I am two weeks into the project but wanted to share this with anyone that has an interest. 

This is probably one of the most expensive ways to produce vinegar so I would not use this for food preservation but use it in salad dressings etc.

Hope it helps.

1 Part Honey
8 Parts Soft Water.
Cover with cheese cloth and let sit.

I added a teaspoon of white vinegar in hopes of speeding up the process.


----------



## The_Blob (Dec 24, 2008)

is honey vinegar superior to white, malt, cider, or other types? I would think that trying to preserve the honey to use would be more important, even if it is a luxury... (we all need some of those, especially when times are bad)

but it IS interesting

could this be done say... after the honey started to turn?


----------



## bjames40 (Dec 25, 2009)

@ the blob..........honey never goes bad..........ever. so no need to worry about it "turning" or how to preserve it. it does dry out but is easily rehydrated.


----------



## UncleJoe (Jan 11, 2009)

I like honey too much as a sweetener.  I don't think I would use it to make vinegar but that's just me. Be sure to fill us in when the project is complete.


----------



## lotsoflead (Jul 25, 2010)

UncleJoe said:


> I like honey too much as a sweetener.  I don't think *I would use it to make vinegar* but that's just me. Be sure to fill us in when the project is complete.

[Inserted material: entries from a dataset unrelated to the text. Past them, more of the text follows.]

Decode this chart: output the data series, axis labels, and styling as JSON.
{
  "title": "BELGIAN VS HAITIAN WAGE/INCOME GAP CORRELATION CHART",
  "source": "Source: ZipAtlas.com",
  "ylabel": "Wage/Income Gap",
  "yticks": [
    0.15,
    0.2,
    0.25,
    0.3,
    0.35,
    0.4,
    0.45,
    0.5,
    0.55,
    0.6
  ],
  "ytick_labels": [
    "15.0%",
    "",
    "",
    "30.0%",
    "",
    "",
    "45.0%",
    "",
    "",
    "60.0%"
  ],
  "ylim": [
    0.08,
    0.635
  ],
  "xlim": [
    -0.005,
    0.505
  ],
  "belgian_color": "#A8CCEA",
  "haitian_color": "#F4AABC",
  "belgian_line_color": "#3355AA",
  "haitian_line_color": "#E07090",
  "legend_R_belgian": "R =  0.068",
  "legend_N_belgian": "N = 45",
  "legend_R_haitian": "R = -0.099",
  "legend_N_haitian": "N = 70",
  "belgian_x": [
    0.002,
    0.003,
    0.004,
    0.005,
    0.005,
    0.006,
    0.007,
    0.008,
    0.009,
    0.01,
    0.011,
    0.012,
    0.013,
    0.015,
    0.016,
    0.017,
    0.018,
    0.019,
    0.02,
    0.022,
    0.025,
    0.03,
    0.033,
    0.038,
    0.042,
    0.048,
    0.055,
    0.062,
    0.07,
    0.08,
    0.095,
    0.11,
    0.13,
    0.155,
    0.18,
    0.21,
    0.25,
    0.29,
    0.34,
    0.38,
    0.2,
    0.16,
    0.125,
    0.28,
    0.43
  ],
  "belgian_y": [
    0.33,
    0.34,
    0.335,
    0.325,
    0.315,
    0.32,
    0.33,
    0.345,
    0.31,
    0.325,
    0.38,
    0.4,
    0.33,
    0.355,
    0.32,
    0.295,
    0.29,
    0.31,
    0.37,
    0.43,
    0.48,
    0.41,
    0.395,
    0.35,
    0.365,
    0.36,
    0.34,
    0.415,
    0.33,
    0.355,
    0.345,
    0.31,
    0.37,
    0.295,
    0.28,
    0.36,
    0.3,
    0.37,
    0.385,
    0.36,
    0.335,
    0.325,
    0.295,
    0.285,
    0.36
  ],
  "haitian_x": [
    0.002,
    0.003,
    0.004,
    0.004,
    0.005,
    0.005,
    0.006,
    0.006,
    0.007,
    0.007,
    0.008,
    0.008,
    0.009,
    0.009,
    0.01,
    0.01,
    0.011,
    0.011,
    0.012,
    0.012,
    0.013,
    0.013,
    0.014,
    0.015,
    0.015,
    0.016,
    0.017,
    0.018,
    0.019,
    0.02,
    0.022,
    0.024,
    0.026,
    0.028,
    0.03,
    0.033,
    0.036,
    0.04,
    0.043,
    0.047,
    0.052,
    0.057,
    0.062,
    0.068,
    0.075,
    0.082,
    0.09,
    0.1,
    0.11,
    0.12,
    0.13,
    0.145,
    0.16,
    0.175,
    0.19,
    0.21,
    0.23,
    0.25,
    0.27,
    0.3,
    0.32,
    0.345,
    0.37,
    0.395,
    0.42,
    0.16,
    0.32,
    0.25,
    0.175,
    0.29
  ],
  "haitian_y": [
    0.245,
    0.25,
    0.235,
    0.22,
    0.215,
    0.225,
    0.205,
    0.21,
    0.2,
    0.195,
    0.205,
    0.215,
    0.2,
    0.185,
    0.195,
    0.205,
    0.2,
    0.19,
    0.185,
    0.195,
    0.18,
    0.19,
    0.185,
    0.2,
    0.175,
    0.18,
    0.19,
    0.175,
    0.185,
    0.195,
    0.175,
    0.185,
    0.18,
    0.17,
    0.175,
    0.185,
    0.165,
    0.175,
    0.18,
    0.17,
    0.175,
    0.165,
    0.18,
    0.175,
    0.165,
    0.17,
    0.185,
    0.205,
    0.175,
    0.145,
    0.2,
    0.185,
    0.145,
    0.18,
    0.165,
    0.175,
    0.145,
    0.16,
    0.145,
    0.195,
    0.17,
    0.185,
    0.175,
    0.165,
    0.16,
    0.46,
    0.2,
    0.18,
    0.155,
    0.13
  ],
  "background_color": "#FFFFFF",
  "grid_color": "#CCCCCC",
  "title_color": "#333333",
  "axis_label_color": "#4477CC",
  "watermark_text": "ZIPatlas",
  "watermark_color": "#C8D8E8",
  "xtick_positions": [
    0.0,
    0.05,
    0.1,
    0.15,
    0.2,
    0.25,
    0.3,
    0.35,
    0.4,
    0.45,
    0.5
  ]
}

 me either, it's too easy to stock pile 50 gallons of vinegar.


----------



## lhalfcent (Mar 11, 2010)

I make honey wine using just water and wildflower honey from local beekeeper.
never thought to make vinegar. interesting.


----------



## Jason (Jul 25, 2009)

mead...yummy....


----------



## PS360 (Sep 10, 2010)

Cool I never thought of making it into vinegar.

I’d never do it though honey is too precious.
And there are so many sour little apple trees around here that aren’t good for anything but cider it would be easy to make apple cider vinegar, gallons of it.


----------



## mickbear (Apr 9, 2009)

i'm a beekeeper myself and never thought about trying to make vinegar out of honey.honey has so many usefull purposes i would think it would be better to have around than vinegar.but knowing how to make vinegar from it is very usefull information.


----------



## AzDesertRatMarine (Jan 6, 2011)

*Sounds Tasty*



lhalfcent said:


> I make honey wine using just water and wildflower honey from local beekeeper.
> never thought to make vinegar. interesting.


Sounds Tasty! Any chance you would mind sharing your recipe with us?


----------